Fortunately, we can! I hacked a continuations plugin for ErlyWeb that lets you write Seaside-style code so fans of this programming style would feel at home with ErlyWeb. (This is all done in 105 lines of code :) ) Before I explain how the plugin works, I’ll show you how to create an ErlyWeb controller that implements the the Arc challenge using this plugin:
-module(said_controller).
-compile(export_all).
-import(continuations, [ask/2, confirm/2, pr/1]).
index(A) ->
continuations:do(
A, fun(K) ->
Name = ask(K, "name"),
confirm(K, "click here"),
pr(["your name: ", Name])
end).
This may seem more verbose than the Seaside code because of the module declarations at the top, but the “meat” is about the same. (I could make this code even smaller by integrating continations.erl deep into ErlyWeb, which would remove the explicit call to continuations:do(). However, I didn’t want to go too far with this proof of concept.)

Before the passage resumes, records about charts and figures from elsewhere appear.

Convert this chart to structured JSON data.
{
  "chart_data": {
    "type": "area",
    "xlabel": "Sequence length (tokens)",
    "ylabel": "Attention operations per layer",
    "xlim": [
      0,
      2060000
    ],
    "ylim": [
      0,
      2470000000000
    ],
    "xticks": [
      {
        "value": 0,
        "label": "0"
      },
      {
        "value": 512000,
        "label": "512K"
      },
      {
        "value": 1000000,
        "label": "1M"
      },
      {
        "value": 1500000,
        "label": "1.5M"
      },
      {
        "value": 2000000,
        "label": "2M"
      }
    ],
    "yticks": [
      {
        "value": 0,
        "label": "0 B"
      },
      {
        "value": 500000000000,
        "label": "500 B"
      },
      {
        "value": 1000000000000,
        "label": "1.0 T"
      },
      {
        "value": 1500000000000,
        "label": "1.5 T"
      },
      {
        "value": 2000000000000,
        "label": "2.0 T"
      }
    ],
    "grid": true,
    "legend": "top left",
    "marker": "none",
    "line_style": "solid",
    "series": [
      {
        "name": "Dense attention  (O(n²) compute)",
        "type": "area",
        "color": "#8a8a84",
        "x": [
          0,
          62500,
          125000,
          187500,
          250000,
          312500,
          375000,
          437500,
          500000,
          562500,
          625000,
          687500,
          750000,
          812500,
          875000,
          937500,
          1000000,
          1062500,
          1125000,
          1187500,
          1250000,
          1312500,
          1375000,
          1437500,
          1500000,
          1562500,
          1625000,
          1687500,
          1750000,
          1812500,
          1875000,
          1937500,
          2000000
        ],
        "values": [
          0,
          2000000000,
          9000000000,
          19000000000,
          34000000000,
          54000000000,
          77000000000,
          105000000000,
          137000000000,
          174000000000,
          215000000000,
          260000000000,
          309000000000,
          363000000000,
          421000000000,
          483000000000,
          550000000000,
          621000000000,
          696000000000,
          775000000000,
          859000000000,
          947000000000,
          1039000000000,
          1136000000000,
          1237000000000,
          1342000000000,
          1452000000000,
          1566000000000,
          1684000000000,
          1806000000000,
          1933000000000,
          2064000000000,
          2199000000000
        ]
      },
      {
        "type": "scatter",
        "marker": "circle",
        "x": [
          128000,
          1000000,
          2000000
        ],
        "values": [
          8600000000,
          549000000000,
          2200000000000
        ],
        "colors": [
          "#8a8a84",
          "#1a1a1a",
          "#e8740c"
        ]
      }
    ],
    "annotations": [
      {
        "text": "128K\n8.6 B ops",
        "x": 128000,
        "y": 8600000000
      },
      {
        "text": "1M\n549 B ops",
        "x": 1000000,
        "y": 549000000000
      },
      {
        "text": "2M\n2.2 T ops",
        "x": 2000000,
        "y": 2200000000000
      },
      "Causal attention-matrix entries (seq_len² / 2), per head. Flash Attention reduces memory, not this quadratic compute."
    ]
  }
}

How does this work? Using concurrency, of course! For each “continuation”, the plugin spawns a process and registers it in a Mnesia table according to a randomly generated key. The key (K) is encoded in the URLs to which the <form> and <a> tags point. When a request arrives, continuations:do() looks up the process in Mnesia and sends it a message of the type {A, self()}. The process does some work and sends back in reply the HTML to be rendered, and waits for the next message. The web server process receives the rendered HTML and sends it to the client using the normal ErlyWeb mechanisms.
If a process doesn’t receive a message in 10 seconds, it dies and removes itself from the Mnesia table, which provides automatic garbage collection to stale sessions.
You can get the code for continuations.erl here. Just remember it’s a proof of concept and I don’t recommend using it in a production environment.
(Before you use it in your application, make sure you call continuations:start().)
Final word: IMO, although continuations help write more natural code in certain multi-page interactions, most of the logic in web applications involves rendering dynamic pages for RESTful URLs. So, if your web framework doesn’t support continuations, don’t worry about it too much. It’s likely the code for your application wouldn’t be dramatically smaller if you could write it with the use of continuations. (That said, take my advice with a grain of salt. I haven’t used a continuations based framework to build a real application, so I may be missing something.)